Margin Profile is Shifting

Gross margin remains relatively stable (57% vs 56% a year ago), but operating expenses are dragging down the bottom line. SG&A jumped from $28.4M to $34.8M YoY. Management has previously noted that sleep and maternal health carry a different margin profile than ventilator rentals, requiring higher initial operational lift. SG&A scaling through technology will be critical to returning to profit growth.

DRIVERNEW🟢

Structurally Lower Capital Intensity

The business model is actively shifting from heavy CapEx to lighter, service-oriented lines. Management updated its Net CapEx guidance to 9%-10.5% of revenue, down from previous expectations. This shift structurally improves Free Cash Flow generation over time, allowing the company to self-fund share repurchases and pay down debt without accessing equity markets.

Other KPIs

Free Cash Flow (26Q1)$2.6 million

Decelerating from recent quarters ($10.8M in 25Q4), but up significantly over the trailing twelve months ($36.3M).

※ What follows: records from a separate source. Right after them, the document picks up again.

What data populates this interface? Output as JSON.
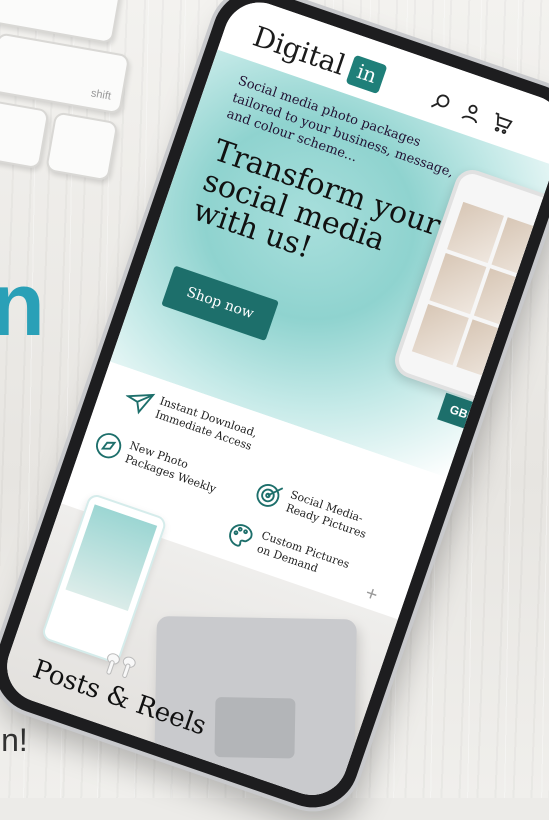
{
  "background": {
    "keyboard_key_label": "shift",
    "partial_heading": "n",
    "partial_bottom_text": "in!"
  },
  "site": {
    "logo_text": "Digital",
    "logo_badge": "in",
    "header_icons": [
      "search-icon",
      "user-icon",
      "cart-icon"
    ],
    "hero": {
      "subtitle": "Social media photo packages tailored to your business, message, and colour scheme...",
      "title": "Transform your social media with us!",
      "button_label": "Shop now"
    },
    "currency_badge": "GBP",
    "features": [
      {
        "icon": "paper-plane-icon",
        "label": "Instant Download, Immediate Access"
      },
      {
        "icon": "compass-icon",
        "label": "New Photo Packages Weekly"
      },
      {
        "icon": "target-icon",
        "label": "Social Media-Ready Pictures"
      },
      {
        "icon": "palette-icon",
        "label": "Custom Pictures on Demand"
      }
    ],
    "posts_title": "Posts & Reels"
  },
  "colors": {
    "brand_teal": "#1d6f6b",
    "hero_teal": "#8fd3cf",
    "accent_blue": "#2aa0b7"
  }
}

The cash flow was sufficient to fund $1.4M in share buybacks and $3.2M in term loan repayments while maintaining a healthy cash balance of $9.8M.

Adjusted EBITDA (26Q1)$14.3 million

Stable. Represents a 12% YoY increase, though margins slipped. Management noted that the prior-year period (25Q1) included a $2.7M non-recurring gain on property disposal, making the core operational YoY comparison stronger than the headline numbers imply.

Guidance

FY26 Net Revenue$312 - $320 million

Accelerating. The guidance range was narrowed and the bottom end was raised (previously $310 - $320 million). At the midpoint ($316M), this implies ~17% YoY growth over FY25's $270M, driven by favorable trends in new patient starts.

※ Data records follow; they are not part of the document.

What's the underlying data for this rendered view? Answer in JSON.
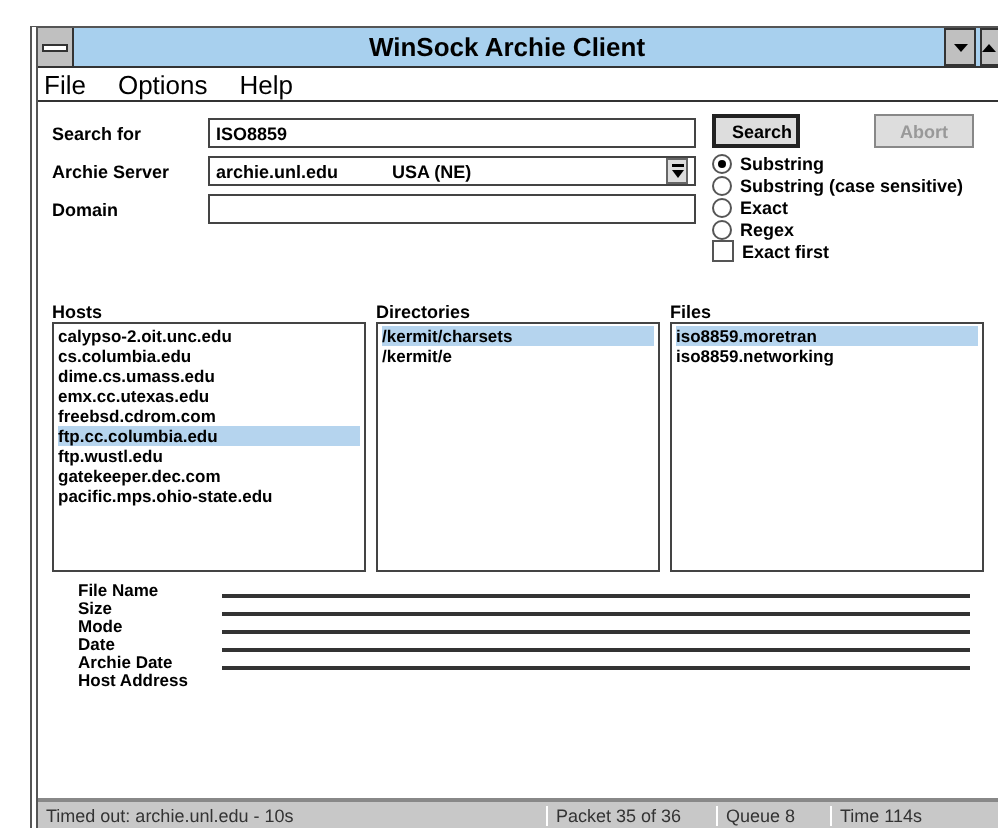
{
  "window": {
    "title": "WinSock Archie Client"
  },
  "menu": [
    "File",
    "Options",
    "Help"
  ],
  "search": {
    "label": "Search for",
    "value": "ISO8859"
  },
  "server": {
    "label": "Archie Server",
    "value": "archie.unl.edu",
    "region": "USA (NE)"
  },
  "domain": {
    "label": "Domain"
  },
  "buttons": [
    {
      "label": "Search",
      "disabled": false
    },
    {
      "label": "Abort",
      "disabled": true
    }
  ],
  "match_options": [
    {
      "label": "Substring",
      "selected": true
    },
    {
      "label": "Substring (case sensitive)",
      "selected": false
    },
    {
      "label": "Exact",
      "selected": false
    },
    {
      "label": "Regex",
      "selected": false
    }
  ],
  "exact_first": {
    "label": "Exact first",
    "checked": false
  },
  "lists": [
    {
      "title": "Hosts",
      "items": [
        {
          "text": "calypso-2.oit.unc.edu",
          "selected": false
        },
        {
          "text": "cs.columbia.edu",
          "selected": false
        },
        {
          "text": "dime.cs.umass.edu",
          "selected": false
        },
        {
          "text": "emx.cc.utexas.edu",
          "selected": false
        },
        {
          "text": "freebsd.cdrom.com",
          "selected": false
        },
        {
          "text": "ftp.cc.columbia.edu",
          "selected": true
        },
        {
          "text": "ftp.wustl.edu",
          "selected": false
        },
        {
          "text": "gatekeeper.dec.com",
          "selected": false
        },
        {
          "text": "pacific.mps.ohio-state.edu",
          "selected": false
        }
      ]
    },
    {
      "title": "Directories",
      "items": [
        {
          "text": "/kermit/charsets",
          "selected": true
        },
        {
          "text": "/kermit/e",
          "selected": false
        }
      ]
    },
    {
      "title": "Files",
      "items": [
        {
          "text": "iso8859.moretran",
          "selected": true
        },
        {
          "text": "iso8859.networking",
          "selected": false
        }
      ]
    }
  ],
  "details": [
    "File Name",
    "Size",
    "Mode",
    "Date",
    "Archie Date",
    "Host Address"
  ],
  "status_bar": [
    "Timed out: archie.unl.edu - 10s",
    "Packet 35 of 36",
    "Queue 8",
    "Time 114s"
  ]
}
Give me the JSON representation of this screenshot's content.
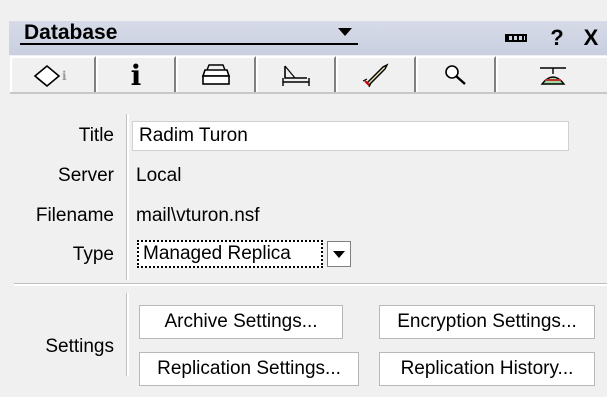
{
  "header": {
    "database_label": "Database",
    "help_label": "?",
    "close_label": "X"
  },
  "tabs": [
    {
      "name": "basics",
      "icon": "book-icon"
    },
    {
      "name": "info",
      "icon": "info-icon",
      "label": "i"
    },
    {
      "name": "print",
      "icon": "printer-icon"
    },
    {
      "name": "design",
      "icon": "triangle-ruler-icon"
    },
    {
      "name": "launch",
      "icon": "rocket-icon"
    },
    {
      "name": "full-text",
      "icon": "magnifier-icon"
    },
    {
      "name": "advanced",
      "icon": "propeller-hat-icon"
    }
  ],
  "fields": {
    "title_label": "Title",
    "title_value": "Radim Turon",
    "server_label": "Server",
    "server_value": "Local",
    "filename_label": "Filename",
    "filename_value": "mail\\vturon.nsf",
    "type_label": "Type",
    "type_value": "Managed Replica"
  },
  "settings": {
    "label": "Settings",
    "archive_button": "Archive Settings...",
    "encryption_button": "Encryption Settings...",
    "replication_button": "Replication Settings...",
    "history_button": "Replication History..."
  }
}
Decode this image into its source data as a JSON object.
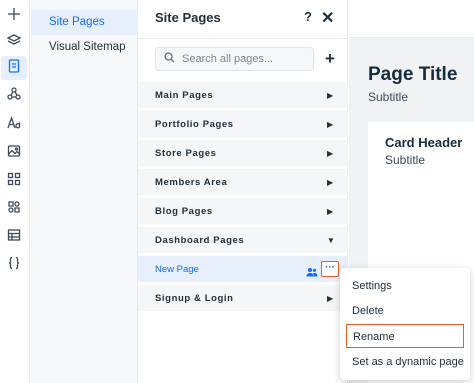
{
  "rail": {
    "items": [
      {
        "icon": "plus-icon"
      },
      {
        "icon": "layers-icon"
      },
      {
        "icon": "pages-icon",
        "active": true
      },
      {
        "icon": "design-icon"
      },
      {
        "icon": "text-theme-icon"
      },
      {
        "icon": "media-icon"
      },
      {
        "icon": "apps-icon"
      },
      {
        "icon": "business-apps-icon"
      },
      {
        "icon": "cms-table-icon"
      },
      {
        "icon": "code-braces-icon"
      }
    ]
  },
  "submenu": {
    "items": [
      {
        "label": "Site Pages",
        "active": true
      },
      {
        "label": "Visual Sitemap",
        "active": false
      }
    ]
  },
  "panel": {
    "title": "Site Pages",
    "help": "?",
    "close": "✕",
    "search_placeholder": "Search all pages...",
    "add": "+",
    "rows": [
      {
        "label": "Main Pages",
        "arrow": "▶"
      },
      {
        "label": "Portfolio Pages",
        "arrow": "▶"
      },
      {
        "label": "Store Pages",
        "arrow": "▶"
      },
      {
        "label": "Members Area",
        "arrow": "▶"
      },
      {
        "label": "Blog Pages",
        "arrow": "▶"
      },
      {
        "label": "Dashboard Pages",
        "arrow": "▼"
      },
      {
        "label": "New Page",
        "more": "···"
      },
      {
        "label": "Signup & Login",
        "arrow": "▶"
      }
    ]
  },
  "canvas": {
    "page_title": "Page Title",
    "page_subtitle": "Subtitle",
    "card_header": "Card Header",
    "card_subtitle": "Subtitle"
  },
  "context_menu": {
    "items": [
      {
        "label": "Settings"
      },
      {
        "label": "Delete"
      },
      {
        "label": "Rename",
        "highlighted": true
      },
      {
        "label": "Set as a dynamic page"
      }
    ]
  },
  "colors": {
    "accent": "#116dff",
    "highlight_outline": "#e85d2a"
  }
}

FY26 Adjusted EBITDA$65 - $69 million

Stable. The guidance was reaffirmed. The midpoint ($67M) implies ~9% YoY growth over FY25's $61.4M, lagging revenue growth due to the mix shift toward lower-margin segments and a difficult comp against a non-recurring 2025 equipment gain.

FY26 Net Capital Expenditures9.0% - 10.5% of Net Revenue

Decelerating. This is a positive development. Guidance was lowered from the previous 10.0% - 11.5% range. Management cited the continued shift toward less capital-intensive service lines, which directly supports future free cash flow generation.

Key Questions

Sleep Resupply Disconnect

PAP Therapy patient counts grew 4% sequentially, yet Sleep Resupply patient counts fell 8%. What drove this sudden disconnect, and what are you doing to ensure new sleep patients convert reliably to the recurring resupply program?

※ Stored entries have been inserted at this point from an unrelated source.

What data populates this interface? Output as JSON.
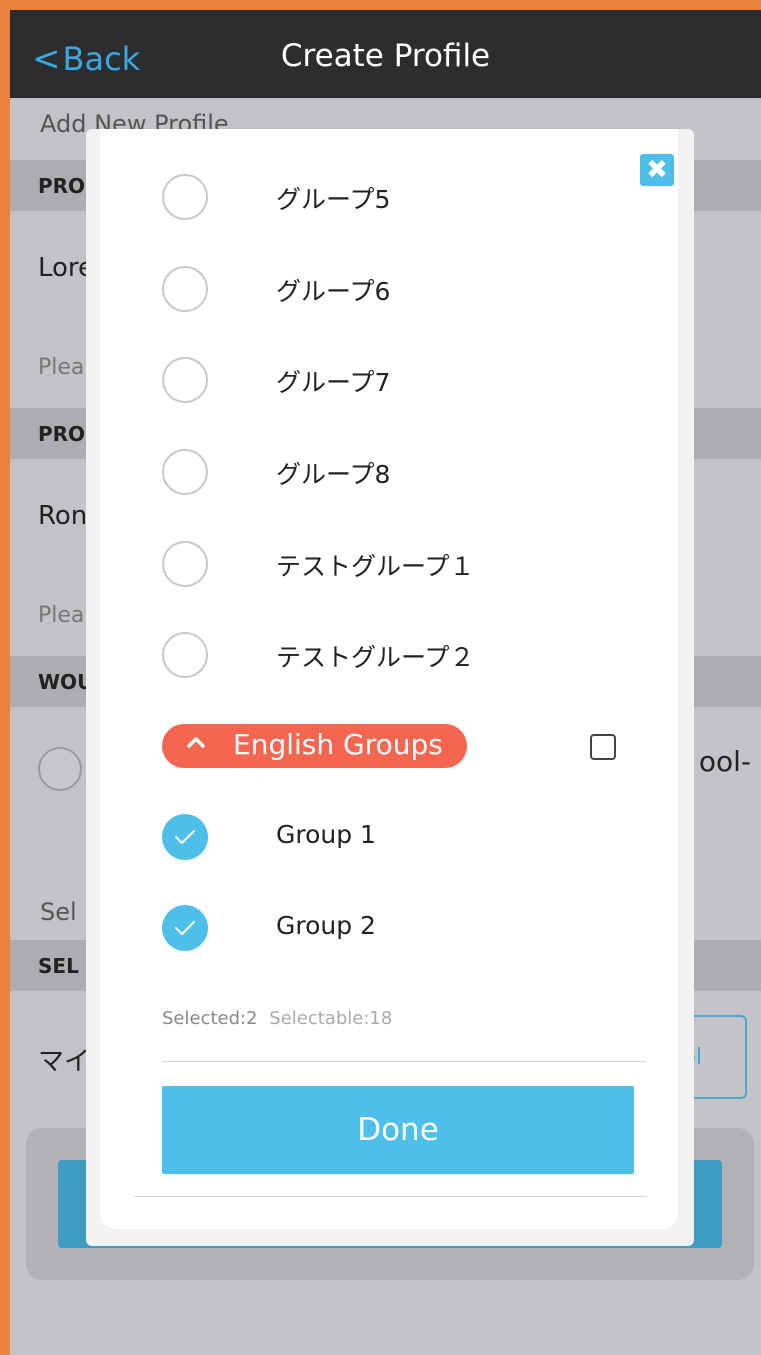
{
  "nav": {
    "back_label": "Back",
    "title": "Create Profile"
  },
  "background": {
    "add_new_profile": "Add New Profile",
    "section1_header": "PRO",
    "section1_value": "Lore",
    "section1_hint": "Plea",
    "section2_header": "PRO",
    "section2_value": "Ron",
    "section2_hint": "Plea",
    "section3_header": "WOU",
    "section3_right_text": "ool-",
    "select_label": "Sel",
    "section4_header": "SEL",
    "section4_value": "マイ",
    "section4_button": "ool"
  },
  "modal": {
    "close_label": "✖",
    "options": [
      {
        "label": "グループ5",
        "selected": false
      },
      {
        "label": "グループ6",
        "selected": false
      },
      {
        "label": "グループ7",
        "selected": false
      },
      {
        "label": "グループ8",
        "selected": false
      },
      {
        "label": "テストグループ１",
        "selected": false
      },
      {
        "label": "テストグループ２",
        "selected": false
      }
    ],
    "group_header": {
      "label": "English Groups",
      "expanded": true,
      "select_all": false
    },
    "group_options": [
      {
        "label": "Group 1",
        "selected": true
      },
      {
        "label": "Group 2",
        "selected": true
      }
    ],
    "selected_text": "Selected:2",
    "selectable_text": "Selectable:18",
    "done_label": "Done"
  },
  "colors": {
    "accent": "#4ebfe9",
    "group_pill": "#f4664f",
    "navbar": "#2b2d2f",
    "frame": "#e9823a"
  }
}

Ventilator Segment Outlook

With ventilator patient growth now effectively flat on a sequential basis, do you view this as a permanent plateau following the NCD rule changes, or do you expect a re-acceleration in the back half of the year?

Margin Target Viability

Given the 22% increase in SG&A expenses YoY, what specific AI or technological initiatives are currently being deployed to gain operational leverage and stop margin compression in the lower-margin sleep segments?